Behind the brand are four women: Andréanne Laurin, Martine Gariépy, Marie-Soleil L’Allier and Sophie Maccario.  The women all studied environmental sciences.  “We learned about monocultures, pesticides and their impact on agriculture. [We realized that] it’s important to be careful with that.”

According to the David Suzuki Foundation, the use of synthetic nitrogen fertilizers, for instance, emits nitrous oxide, a greenhouse gas that retains heat in the atmosphere about 300 times more than carbon dioxide. Chemical farming also uses up much more energy than organic farming, which relies on natural fertilizers such as compost.

The food’s production isn’t the only part of the process that affects the environment. Food transport also comes into play when considering the environmental impacts of the food industry.  Transport requires gas, which results in more greenhouse gases emissions. The further food travels, the greater amount of greenhouse gases is released in the atmosphere, and the more damageable it is to the environment, according to the David Suzuki Foundation. Therefore, local farming is also a practice to be encouraged.

The new store is tucked away on Jarry street, in the Villeray neighbourhood
Photo by Sarah Boumedda.

“We wanted a place to buy our food that would be eco-friendly,” Laurin explained. “The main thing that [people] buy is food, so we thought it was the best way to improve our lifestyle, as food is the one thing people will have to buy no matter what, on a regular basis.”

LOCO’s products range from a wide variety of cereals, beans, and other dry foods, to fresh fruits and vegetables of the season, to local dairy products, various meat and fish, and baked goods.
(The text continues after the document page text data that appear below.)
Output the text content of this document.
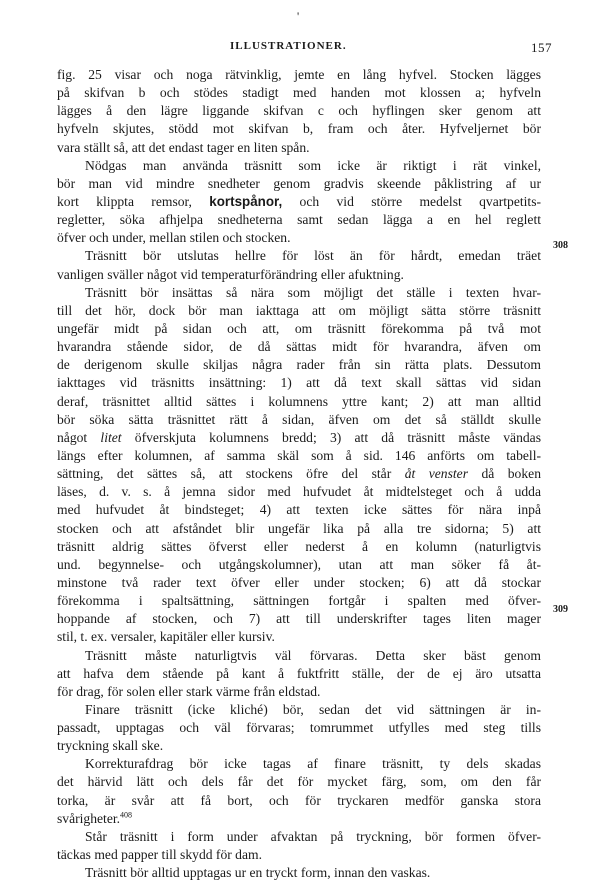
'
ILLUSTRATIONER.	157
fig. 25 visar och noga rätvinklig, jemte en lång hyfvel. Stocken lägges
på skifvan b och stödes stadigt med handen mot klossen a; hyfveln
lägges å den lägre liggande skifvan c och hyflingen sker genom att
hyfveln skjutes, stödd mot skifvan b, fram och åter. Hyfveljernet bör
vara ställt så, att det endast tager en liten spån.
Nödgas man använda träsnitt som icke är riktigt i rät vinkel,
bör man vid mindre snedheter genom gradvis skeende påklistring af ur
kort klippta remsor, kortspånor, och vid större medelst qvartpetits-
regletter, söka afhjelpa snedheterna samt sedan lägga a en hel reglett
öfver och under, mellan stilen och stocken.
Träsnitt bör utslutas hellre för löst än för hårdt, emedan träet
vanligen sväller något vid temperaturförändring eller afuktning.
Träsnitt bör insättas så nära som möjligt det ställe i texten hvar-
till det hör, dock bör man iakttaga att om möjligt sätta större träsnitt
ungefär midt på sidan och att, om träsnitt förekomma på två mot
hvarandra stående sidor, de då sättas midt för hvarandra, äfven om
de derigenom skulle skiljas några rader från sin rätta plats. Dessutom
iakttages vid träsnitts insättning: 1) att då text skall sättas vid sidan
deraf, träsnittet alltid sättes i kolumnens yttre kant; 2) att man alltid
bör söka sätta träsnittet rätt å sidan, äfven om det så ställdt skulle
något litet öfverskjuta kolumnens bredd; 3) att då träsnitt måste vändas
längs efter kolumnen, af samma skäl som å sid. 146 anförts om tabell-
sättning, det sättes så, att stockens öfre del står åt venster då boken
läses, d. v. s. å jemna sidor med hufvudet åt midtelsteget och å udda
med hufvudet åt bindsteget; 4) att texten icke sättes för nära inpå
stocken och att afståndet blir ungefär lika på alla tre sidorna; 5) att
träsnitt aldrig sättes öfverst eller nederst å en kolumn (naturligtvis
und. begynnelse- och utgångskolumner), utan att man söker få åt-
minstone två rader text öfver eller under stocken; 6) att då stockar
förekomma i spaltsättning, sättningen fortgår i spalten med öfver-
hoppande af stocken, och 7) att till underskrifter tages liten mager
stil, t. ex. versaler, kapitäler eller kursiv.
Träsnitt måste naturligtvis väl förvaras. Detta sker bäst genom
att hafva dem stående på kant å fuktfritt ställe, der de ej äro utsatta
för drag, för solen eller stark värme från eldstad.
Finare träsnitt (icke kliché) bör, sedan det vid sättningen är in-
passadt, upptagas och väl förvaras; tomrummet utfylles med steg tills
tryckning skall ske.
Korrekturafdrag bör icke tagas af finare träsnitt, ty dels skadas
det härvid lätt och dels får det för mycket färg, som, om den får
torka, är svår att få bort, och för tryckaren medför ganska stora
svårigheter.$^{408}$
Står träsnitt i form under afvaktan på tryckning, bör formen öfver-
täckas med papper till skydd för dam.
Träsnitt bör alltid upptagas ur en tryckt form, innan den vaskas.
308
309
However, LOCO offers more than just food. The grocery store’s inventory also includes daily-life essentials, such as cleaning products, soaps, and even toothpaste.  Most of these goods are handmade from natural ingredients.
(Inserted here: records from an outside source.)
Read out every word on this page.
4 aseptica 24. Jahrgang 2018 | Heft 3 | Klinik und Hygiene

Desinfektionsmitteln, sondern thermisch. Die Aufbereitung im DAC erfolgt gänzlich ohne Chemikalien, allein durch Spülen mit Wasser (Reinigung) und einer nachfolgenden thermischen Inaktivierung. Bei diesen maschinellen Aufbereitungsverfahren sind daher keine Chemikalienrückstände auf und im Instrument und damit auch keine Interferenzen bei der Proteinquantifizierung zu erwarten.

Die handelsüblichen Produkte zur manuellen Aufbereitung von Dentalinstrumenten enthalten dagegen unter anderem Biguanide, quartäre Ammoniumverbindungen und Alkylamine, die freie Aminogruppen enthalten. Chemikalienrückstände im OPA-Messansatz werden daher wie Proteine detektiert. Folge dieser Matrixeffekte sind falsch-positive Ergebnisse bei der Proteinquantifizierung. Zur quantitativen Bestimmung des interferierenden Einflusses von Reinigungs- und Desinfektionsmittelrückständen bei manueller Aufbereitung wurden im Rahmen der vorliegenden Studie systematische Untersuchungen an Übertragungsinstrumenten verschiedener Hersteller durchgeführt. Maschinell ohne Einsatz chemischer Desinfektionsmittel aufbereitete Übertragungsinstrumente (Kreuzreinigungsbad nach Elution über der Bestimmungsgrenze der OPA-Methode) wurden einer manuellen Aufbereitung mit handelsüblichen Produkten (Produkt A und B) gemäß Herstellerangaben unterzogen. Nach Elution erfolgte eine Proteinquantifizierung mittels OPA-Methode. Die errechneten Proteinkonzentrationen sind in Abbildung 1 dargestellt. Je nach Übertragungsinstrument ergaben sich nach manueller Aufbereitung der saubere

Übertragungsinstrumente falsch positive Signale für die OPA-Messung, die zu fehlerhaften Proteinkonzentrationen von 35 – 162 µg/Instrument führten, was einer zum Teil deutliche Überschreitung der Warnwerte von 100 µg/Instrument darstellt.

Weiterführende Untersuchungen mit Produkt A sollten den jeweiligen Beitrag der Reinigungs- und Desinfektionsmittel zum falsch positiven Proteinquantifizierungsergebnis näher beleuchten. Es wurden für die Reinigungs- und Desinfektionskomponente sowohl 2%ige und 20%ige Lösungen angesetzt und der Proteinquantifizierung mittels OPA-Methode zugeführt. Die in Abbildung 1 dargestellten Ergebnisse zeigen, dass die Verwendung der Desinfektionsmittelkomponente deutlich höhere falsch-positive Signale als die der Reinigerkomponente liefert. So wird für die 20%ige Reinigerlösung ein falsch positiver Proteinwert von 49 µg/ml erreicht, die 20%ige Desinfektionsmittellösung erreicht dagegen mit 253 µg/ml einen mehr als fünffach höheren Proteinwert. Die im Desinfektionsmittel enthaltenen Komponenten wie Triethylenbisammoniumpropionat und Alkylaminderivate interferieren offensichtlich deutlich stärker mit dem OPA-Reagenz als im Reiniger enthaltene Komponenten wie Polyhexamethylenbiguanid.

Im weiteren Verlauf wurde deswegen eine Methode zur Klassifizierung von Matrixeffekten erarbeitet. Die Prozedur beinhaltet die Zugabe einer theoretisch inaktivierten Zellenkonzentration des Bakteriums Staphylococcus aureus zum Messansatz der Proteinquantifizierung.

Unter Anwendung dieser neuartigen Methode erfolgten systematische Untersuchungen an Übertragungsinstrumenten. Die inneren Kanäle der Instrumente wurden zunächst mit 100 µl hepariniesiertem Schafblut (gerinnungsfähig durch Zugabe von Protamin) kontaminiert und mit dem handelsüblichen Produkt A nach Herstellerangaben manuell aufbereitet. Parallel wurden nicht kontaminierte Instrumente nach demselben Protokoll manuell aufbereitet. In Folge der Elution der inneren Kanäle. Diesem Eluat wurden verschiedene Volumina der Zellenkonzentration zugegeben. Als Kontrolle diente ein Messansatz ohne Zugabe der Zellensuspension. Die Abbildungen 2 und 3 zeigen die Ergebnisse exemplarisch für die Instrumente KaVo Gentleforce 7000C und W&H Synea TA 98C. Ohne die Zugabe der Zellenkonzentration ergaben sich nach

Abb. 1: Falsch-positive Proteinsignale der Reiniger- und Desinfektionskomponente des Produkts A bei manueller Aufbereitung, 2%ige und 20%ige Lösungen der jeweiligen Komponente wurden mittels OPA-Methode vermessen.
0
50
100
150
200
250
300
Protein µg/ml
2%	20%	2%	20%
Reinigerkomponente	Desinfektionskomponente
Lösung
“Our products are mostly organic, or come from various small producers from Quebec, who don’t use pesticides or GMOs [genetically modified organisms],” said Laurin. “LOCO is a place where you can find all of these products in one place, instead of having to pass by three stores to get your usual groceries.”

The zero-waste, eco-friendly concept of LOCO, with its no-packaging policy, is a brand new concept in Quebec but is a practice that is already popular in Europe. “There’s a similar store in France, called Day by Day,” said Laurin. Day by Day is a French chain of grocery stores offering bulk goods, just like LOCO.  Its first branch opened in 2013.

However, according to Laurin, the zero-waste initiative presumably originates from Bea Johnson, a French-born American grand prize winner of the Green Awards in 2011. Author of the bestseller book, Zero Waste Home, she adopted the zero-waste lifestyle in 2008, and now holds talks and conferences on the topic and writes about her experiences on her blog.  “[Johnson] is really involved in the zero-waste community,” said Laurin. “We know more about the zero-waste [movement] because of her.”

LOCO has been in the works for about a year and a half, said Laurin. “We only opened last month, so that’s why we’re really busy at the moment,” she added, gesturing behind her towards the hustle and bustle of employees and customers around the store.

“It’s been really nice,” said Laurin about the team’s experience since the store’s opening.  “It’s really fun to see customers, talk with them and ask them what they want, too. We try to adjust our products, depending on what people want.”

Laurin assured that everyone is welcome at LOCO, and that the team would gladly talk anyone through the basics of the store. “Maybe one day we could have a small store around Concordia’s campus,” Laurin said with a smile.